Another guest hit on her and gave her a tour of the mansion, including the infamous grotto.
When he asked if she wanted a dip, Gershon pumped the brakes.
“I remember looking at him and just laughing, going, ‘You know, I’m only 15? You could get in so much trouble,’” she told Page Six.
Thankfully, he slunk away.
By contrast, Gershon writes that Tom Cruise was the “eternal gentleman” when they starred together in 1988’s “Cocktail.”
She was shooting a love scene with him, her first ever, and the script called for them to frolic naked around a hot tub and kiss, “which just seemed gratuitous and lame.”
Gershon suggested something subtler under the covers in bed, and Cruise was game.
“I couldn’t have asked for a more supportive and communicative and trustworthy partner,” she writes. “He even suggested that I turn away so that my breasts weren’t on camera, just facing him.”
The beauty had a less positive experience with Prince when she was an acting student at New York University.
One day, she received a call from an old friend who was working with the late musician and told Gershon that, “Prince wants to meet you. He’s doing a movie and the lead woman has to be able to sing, dance, and act. I told him about you.”
Naturally, Gershon was thrilled and hopped on a plane to Minnesota, where she was greeted by a purple stretch limousine with Prince inside.
He played her the title song from his upcoming movie, “Purple Rain.” She was blown away and the two went somewhere to talk, drink, and dance.
Then the musician turned to her and said, “I think I’m going to call you Ghee-na, (A hard G sound).”
“Gheena?” she responded, trying not to laugh. “As in Ghee-na Gershon?”
“No,” he responded in all seriousness. “Just Ghee-na.”
It was all too much for her. She told Prince that didn’t want the role, even though it would have been a huge break for her.
“I don’t want to be called ‘Ghee-na’ for the rest of my life,” she told Page Six, adding, “It was more than that … I never had someone look at me that way. I felt as if he were, like, rearranging my molecules…I felt very uncomfortable with it.”
In the book, she admits that “Many times I have regretted not working with Prince. I would kill for the chance to have been able to make music with that genius.
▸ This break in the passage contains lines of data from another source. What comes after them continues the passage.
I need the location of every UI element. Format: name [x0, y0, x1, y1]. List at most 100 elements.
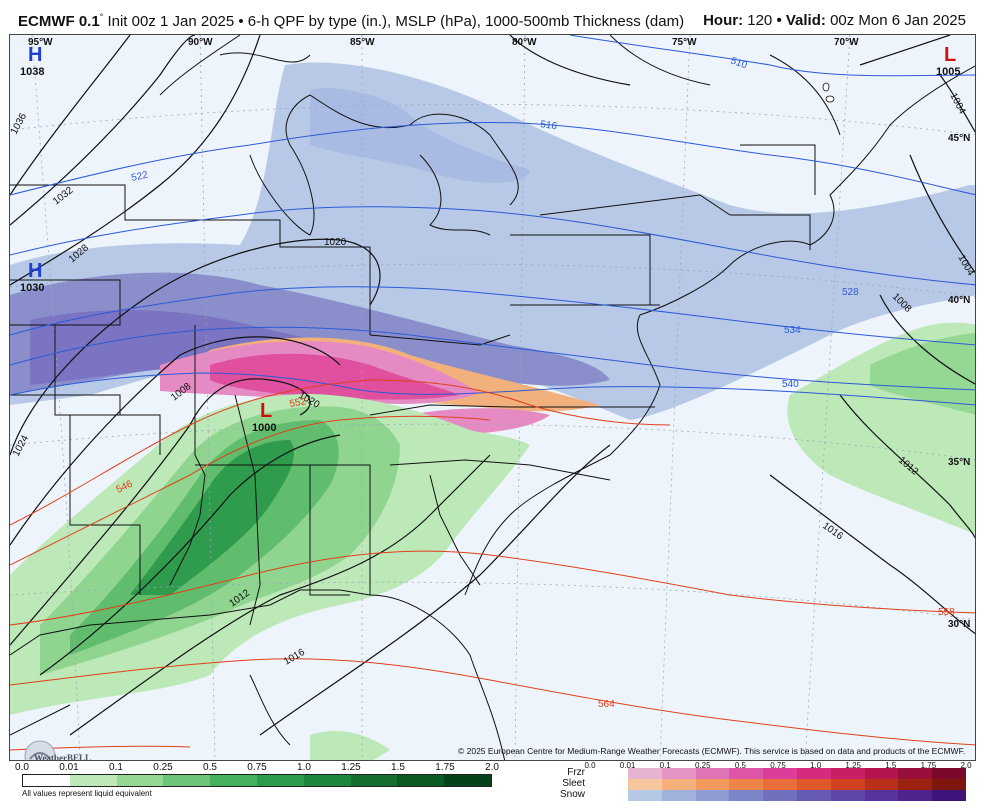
rain-tick-label: 2.0 — [485, 762, 499, 773]
thickness-label: 540 — [782, 379, 799, 390]
weatherbell-logo: WeatherBELL — [24, 737, 106, 760]
init-description: Init 00z 1 Jan 2025 • 6-h QPF by type (i… — [103, 13, 685, 30]
ptype-color-swatch — [763, 779, 797, 790]
thickness-label: 528 — [842, 287, 859, 298]
rain-tick-label: 1.0 — [297, 762, 311, 773]
rain-color-swatch — [116, 775, 164, 786]
ptype-color-swatch — [796, 768, 831, 779]
lat-label: 45°N — [948, 133, 970, 144]
rain-tick-label: 0.1 — [109, 762, 123, 773]
rain-tick-label: 1.75 — [435, 762, 455, 773]
thickness-cold-labels: 510 516 522 528 534 540 — [130, 55, 859, 390]
hour-value: 120 — [747, 12, 773, 29]
lat-label: 30°N — [948, 619, 970, 630]
degree-mark: ° — [99, 12, 104, 22]
rain-color-swatch — [256, 775, 304, 786]
ptype-color-swatch — [661, 768, 696, 779]
lon-label: 95°W — [28, 37, 53, 48]
frzr-color-bar — [628, 768, 966, 779]
liquid-equivalent-note: All values represent liquid equivalent — [22, 789, 152, 798]
ptype-color-swatch — [830, 768, 865, 779]
model-name: ECMWF 0.1 — [18, 13, 100, 30]
ptype-color-swatch — [796, 779, 831, 790]
lat-label: 40°N — [948, 295, 970, 306]
snow-shading — [10, 62, 975, 420]
ptype-color-swatch — [661, 790, 696, 801]
low-pressure-marker: L — [260, 400, 272, 422]
rain-light-region — [310, 730, 390, 760]
ptype-color-swatch — [763, 790, 797, 801]
low-pressure-value: 1000 — [252, 422, 276, 434]
rain-color-swatch — [303, 775, 351, 786]
rain-tick-label: 0.5 — [203, 762, 217, 773]
ptype-tick-label: 1.75 — [920, 761, 937, 770]
thickness-label: 552 — [289, 396, 308, 410]
ptype-tick-label: 0.25 — [695, 761, 711, 770]
lon-label: 75°W — [672, 37, 697, 48]
thickness-label: 522 — [130, 170, 149, 184]
ptype-tick-label: 0.5 — [734, 761, 746, 770]
ptype-color-swatch — [864, 790, 899, 801]
ptype-color-swatch — [932, 768, 966, 779]
ptype-color-swatch — [628, 779, 662, 790]
ptype-color-swatch — [661, 779, 696, 790]
ptype-tick-label: 0.01 — [619, 761, 636, 770]
ptype-color-swatch — [796, 790, 831, 801]
ptype-tick-label: 0.1 — [659, 761, 671, 770]
rain-moderate-region — [870, 333, 975, 415]
forecast-map[interactable]: 95°W 90°W 85°W 80°W 75°W 70°W 45°N 40°N … — [9, 34, 976, 761]
rain-tick-label: 0.25 — [153, 762, 173, 773]
rain-color-swatch — [350, 775, 398, 786]
small-lakes — [822, 82, 835, 103]
isobars — [10, 35, 975, 736]
thickness-label: 558 — [938, 607, 955, 618]
valid-label: Valid: — [785, 12, 826, 29]
ptype-label-frzr: Frzr — [567, 767, 585, 778]
ptype-color-swatch — [898, 790, 933, 801]
ptype-color-swatch — [695, 779, 730, 790]
ptype-label-snow: Snow — [559, 789, 585, 800]
ptype-color-swatch — [695, 768, 730, 779]
ptype-color-swatch — [898, 779, 933, 790]
lon-label: 70°W — [834, 37, 859, 48]
valid-time: Hour: 120 • Valid: 00z Mon 6 Jan 2025 — [703, 12, 966, 29]
valid-value: 00z Mon 6 Jan 2025 — [830, 12, 966, 29]
sleet-color-bar — [628, 779, 966, 790]
ptype-tick-label: 1.25 — [845, 761, 861, 770]
thickness-warm-lines — [10, 379, 975, 751]
ptype-color-swatch — [729, 768, 764, 779]
copyright-notice: © 2025 European Centre for Medium-Range … — [458, 746, 966, 756]
lon-label: 90°W — [188, 37, 213, 48]
high-pressure-marker: H — [28, 44, 42, 66]
thickness-label: 564 — [598, 699, 615, 710]
freezing-rain-heavy-region — [210, 353, 460, 400]
ptype-tick-label: 1.0 — [810, 761, 822, 770]
ptype-color-swatch — [932, 779, 966, 790]
thickness-label: 534 — [784, 325, 801, 336]
ptype-color-swatch — [830, 790, 865, 801]
ptype-color-swatch — [729, 779, 764, 790]
lat-lon-grid — [10, 35, 975, 760]
hour-label: Hour: — [703, 12, 744, 29]
map-title: ECMWF 0.1° Init 00z 1 Jan 2025 • 6-h QPF… — [18, 12, 684, 30]
rain-color-swatch — [210, 775, 257, 786]
ptype-color-swatch — [729, 790, 764, 801]
map-canvas: 95°W 90°W 85°W 80°W 75°W 70°W 45°N 40°N … — [10, 35, 975, 760]
ptype-tick-label: 0.75 — [770, 761, 786, 770]
isobar-label: 1020 — [324, 237, 347, 248]
rain-color-swatch — [23, 775, 70, 786]
ptype-tick-label: 2.0 — [960, 761, 972, 770]
thickness-label: 516 — [540, 119, 558, 132]
logo-graphic: WeatherBELL — [24, 740, 91, 760]
ptype-color-swatch — [695, 790, 730, 801]
political-boundaries — [10, 35, 975, 760]
ptype-color-swatch — [830, 779, 865, 790]
snow-light-region — [310, 88, 530, 183]
ptype-color-swatch — [628, 790, 662, 801]
high-pressure-value: 1038 — [20, 66, 44, 78]
rain-color-swatch — [163, 775, 211, 786]
high-pressure-value: 1030 — [20, 282, 44, 294]
lon-label: 80°W — [512, 37, 537, 48]
high-pressure-marker: H — [28, 260, 42, 282]
grid-labels: 95°W 90°W 85°W 80°W 75°W 70°W 45°N 40°N … — [28, 37, 970, 630]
But I didn’t love being controlled … For better or for worse, I listened to my instincts.”
Gershon also trusted her gut, when, after wrapping “Showgirls,” she was sent a new script to read, called “Bound.”
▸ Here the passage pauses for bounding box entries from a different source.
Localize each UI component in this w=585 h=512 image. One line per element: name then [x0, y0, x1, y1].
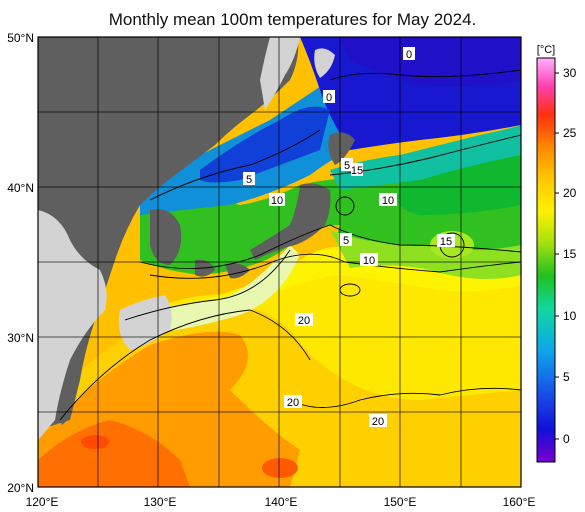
colorbar-tick: 0 [563, 432, 570, 446]
svg-text:15: 15 [440, 236, 452, 248]
map-frame [37, 36, 522, 488]
contour-label: 5 [341, 158, 353, 172]
contour-label-group: 0 0 5 5 5 10 10 10 15 15 20 20 20 [243, 47, 455, 428]
colorbar-scale [536, 57, 556, 463]
colorbar-tick: 5 [563, 370, 570, 384]
svg-text:20: 20 [298, 315, 310, 327]
svg-text:10: 10 [271, 195, 283, 207]
colorbar-tick: 30 [563, 66, 577, 80]
lat-label: 40°N [7, 181, 34, 195]
svg-text:5: 5 [344, 160, 350, 172]
svg-text:0: 0 [326, 92, 332, 104]
svg-text:20: 20 [372, 416, 384, 428]
lon-label: 120°E [26, 495, 59, 509]
colorbar-tick: 15 [563, 247, 577, 261]
contour-label: 5 [340, 233, 352, 247]
svg-text:15: 15 [351, 165, 363, 177]
svg-text:5: 5 [246, 174, 252, 186]
contour-label: 10 [269, 193, 285, 207]
lat-axis: 50°N 40°N 30°N 20°N [7, 31, 34, 495]
colorbar-tick: 10 [563, 309, 577, 323]
lat-label: 50°N [7, 31, 34, 45]
contour-label: 0 [403, 47, 415, 61]
contour-label: 5 [243, 172, 255, 186]
svg-text:0: 0 [406, 49, 412, 61]
lon-label: 150°E [384, 495, 417, 509]
lon-label: 160°E [503, 495, 536, 509]
map-title: Monthly mean 100m temperatures for May 2… [108, 10, 477, 29]
lat-label: 30°N [7, 331, 34, 345]
colorbar-unit: [°C] [537, 44, 555, 56]
svg-text:10: 10 [382, 195, 394, 207]
svg-text:20: 20 [287, 397, 299, 409]
graticule [38, 37, 521, 487]
lon-label: 140°E [265, 495, 298, 509]
contour-label: 0 [323, 90, 335, 104]
lon-axis: 120°E 130°E 140°E 150°E 160°E [26, 495, 536, 509]
contour-label: 20 [369, 414, 387, 428]
colorbar-tick: 25 [563, 126, 577, 140]
colorbar-tick: 20 [563, 186, 577, 200]
contour-label: 15 [437, 234, 455, 248]
contour-label: 10 [379, 193, 397, 207]
svg-text:10: 10 [363, 255, 375, 267]
contour-label: 15 [351, 163, 363, 177]
lat-label: 20°N [7, 481, 34, 495]
contour-label: 20 [295, 313, 313, 327]
contour-label: 10 [360, 253, 378, 267]
contour-label: 20 [284, 395, 302, 409]
lon-label: 130°E [144, 495, 177, 509]
colorbar: [°C] 30 25 20 15 10 5 0 [536, 44, 577, 463]
svg-text:5: 5 [343, 235, 349, 247]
The noir thriller featured a romance between two women, and Gershon’s agents at the time refused to let her do it, as she had just played a bisexual in “Showgirls.” They feared another sapphic romance on screen would tank her career.
Reluctantly, Gershon fired her agents and signed on for “Bound” opposite Jennifer Tilly.
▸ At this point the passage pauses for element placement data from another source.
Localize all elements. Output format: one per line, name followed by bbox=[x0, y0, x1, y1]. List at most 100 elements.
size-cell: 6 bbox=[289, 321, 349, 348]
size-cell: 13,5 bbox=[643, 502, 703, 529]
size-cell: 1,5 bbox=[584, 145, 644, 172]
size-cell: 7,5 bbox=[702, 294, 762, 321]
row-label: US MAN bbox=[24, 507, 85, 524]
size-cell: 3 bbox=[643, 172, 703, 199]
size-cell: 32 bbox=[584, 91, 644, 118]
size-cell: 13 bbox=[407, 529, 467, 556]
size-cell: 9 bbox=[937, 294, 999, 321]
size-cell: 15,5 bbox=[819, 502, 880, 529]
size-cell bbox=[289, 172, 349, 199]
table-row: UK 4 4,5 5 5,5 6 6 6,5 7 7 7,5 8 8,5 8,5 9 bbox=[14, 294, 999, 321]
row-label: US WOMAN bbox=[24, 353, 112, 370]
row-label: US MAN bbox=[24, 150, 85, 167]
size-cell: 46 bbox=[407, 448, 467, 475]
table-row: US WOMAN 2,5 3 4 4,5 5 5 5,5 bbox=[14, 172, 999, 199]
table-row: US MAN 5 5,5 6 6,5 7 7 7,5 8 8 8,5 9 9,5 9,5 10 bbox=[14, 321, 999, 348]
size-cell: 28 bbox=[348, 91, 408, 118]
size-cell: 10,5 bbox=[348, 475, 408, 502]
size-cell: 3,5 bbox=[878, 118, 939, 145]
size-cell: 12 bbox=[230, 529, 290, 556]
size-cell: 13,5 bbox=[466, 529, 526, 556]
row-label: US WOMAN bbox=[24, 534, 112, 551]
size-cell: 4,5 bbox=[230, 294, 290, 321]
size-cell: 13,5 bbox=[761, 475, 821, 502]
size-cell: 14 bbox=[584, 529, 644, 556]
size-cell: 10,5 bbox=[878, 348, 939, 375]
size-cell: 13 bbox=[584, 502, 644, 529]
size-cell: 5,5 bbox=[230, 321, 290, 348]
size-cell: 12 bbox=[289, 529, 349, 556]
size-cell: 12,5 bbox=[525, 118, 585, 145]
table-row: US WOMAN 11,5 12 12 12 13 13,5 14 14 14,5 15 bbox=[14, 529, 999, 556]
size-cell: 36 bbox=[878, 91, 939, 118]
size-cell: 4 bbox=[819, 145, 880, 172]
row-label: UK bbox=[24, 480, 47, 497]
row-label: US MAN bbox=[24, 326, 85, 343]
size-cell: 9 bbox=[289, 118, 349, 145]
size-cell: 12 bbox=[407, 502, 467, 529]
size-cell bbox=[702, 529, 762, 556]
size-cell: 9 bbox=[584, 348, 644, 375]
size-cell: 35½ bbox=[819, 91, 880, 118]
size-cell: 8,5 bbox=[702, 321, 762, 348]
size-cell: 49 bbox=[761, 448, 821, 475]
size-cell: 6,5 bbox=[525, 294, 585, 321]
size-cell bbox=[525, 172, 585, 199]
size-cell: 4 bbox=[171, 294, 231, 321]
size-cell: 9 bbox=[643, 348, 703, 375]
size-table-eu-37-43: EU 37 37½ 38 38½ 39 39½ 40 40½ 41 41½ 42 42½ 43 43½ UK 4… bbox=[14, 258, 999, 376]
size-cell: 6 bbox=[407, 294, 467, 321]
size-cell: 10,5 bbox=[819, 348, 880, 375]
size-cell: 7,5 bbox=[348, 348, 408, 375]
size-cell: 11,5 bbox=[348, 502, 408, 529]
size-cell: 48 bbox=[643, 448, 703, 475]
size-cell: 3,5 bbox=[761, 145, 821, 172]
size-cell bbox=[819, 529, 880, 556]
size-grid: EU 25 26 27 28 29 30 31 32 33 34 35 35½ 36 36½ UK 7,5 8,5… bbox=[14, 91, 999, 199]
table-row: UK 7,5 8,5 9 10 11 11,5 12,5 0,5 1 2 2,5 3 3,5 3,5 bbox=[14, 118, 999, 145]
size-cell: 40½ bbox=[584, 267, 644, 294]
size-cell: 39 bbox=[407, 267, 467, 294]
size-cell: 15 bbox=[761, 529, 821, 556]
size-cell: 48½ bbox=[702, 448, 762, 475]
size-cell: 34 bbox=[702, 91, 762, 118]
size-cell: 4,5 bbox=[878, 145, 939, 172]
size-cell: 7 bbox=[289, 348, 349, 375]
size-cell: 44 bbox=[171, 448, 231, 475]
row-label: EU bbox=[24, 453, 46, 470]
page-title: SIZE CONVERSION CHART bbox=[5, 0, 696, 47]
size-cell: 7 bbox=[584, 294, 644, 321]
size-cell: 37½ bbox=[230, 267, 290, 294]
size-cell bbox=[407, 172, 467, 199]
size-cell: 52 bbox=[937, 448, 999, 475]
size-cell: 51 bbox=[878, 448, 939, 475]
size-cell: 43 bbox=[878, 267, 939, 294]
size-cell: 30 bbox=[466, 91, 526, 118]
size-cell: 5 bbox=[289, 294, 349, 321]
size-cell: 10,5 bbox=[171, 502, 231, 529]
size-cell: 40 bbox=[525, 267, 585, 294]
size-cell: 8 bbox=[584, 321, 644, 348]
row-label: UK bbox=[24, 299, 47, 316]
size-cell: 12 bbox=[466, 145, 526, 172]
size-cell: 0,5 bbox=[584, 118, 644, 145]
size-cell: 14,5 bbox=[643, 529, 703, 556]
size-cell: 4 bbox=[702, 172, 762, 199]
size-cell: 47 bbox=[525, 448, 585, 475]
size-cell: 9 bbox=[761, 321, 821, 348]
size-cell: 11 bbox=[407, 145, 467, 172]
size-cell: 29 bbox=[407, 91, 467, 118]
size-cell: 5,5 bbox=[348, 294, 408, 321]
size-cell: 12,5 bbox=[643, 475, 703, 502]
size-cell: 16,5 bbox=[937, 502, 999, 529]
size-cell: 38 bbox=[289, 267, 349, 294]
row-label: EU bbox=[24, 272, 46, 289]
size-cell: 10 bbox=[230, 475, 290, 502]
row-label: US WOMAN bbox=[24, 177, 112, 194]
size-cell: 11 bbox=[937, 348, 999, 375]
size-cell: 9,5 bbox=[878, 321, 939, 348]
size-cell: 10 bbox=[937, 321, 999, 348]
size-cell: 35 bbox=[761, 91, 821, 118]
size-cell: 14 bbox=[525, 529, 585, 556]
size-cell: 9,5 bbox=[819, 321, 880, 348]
She’s proud to have been a part of the movie, which was one of the first mainstream films to feature a lesbian relationship and love scenes.
“The lesbian community really embraced it because they’d never been represented that way before,” she said. “It was a big deal, and I feel really proud about that. When people come up, and they’re like, ‘You really helped. That movie helped me; it helped me realize things.’ That was icing on the cake.”
More recently, Gershon was introduced to a new audience when, last year, she played Bowen Yang’s clingy girlfriend in a “Saturday Night Live” skit titled “Bowen’s Straight.”
“I’m in love with him,” she said of the “Wicked” star. “I just adore him. He’s a wonderful guy.”
Even though she swears “AlphaPussy” isn’t a self-help book, she still hopes that “it’s empowering in a way” and teaches women to be direct and stand up for themselves.
“There’s a lot of toxic people out there,” she said, “and they want to tell you what to do, what to think.”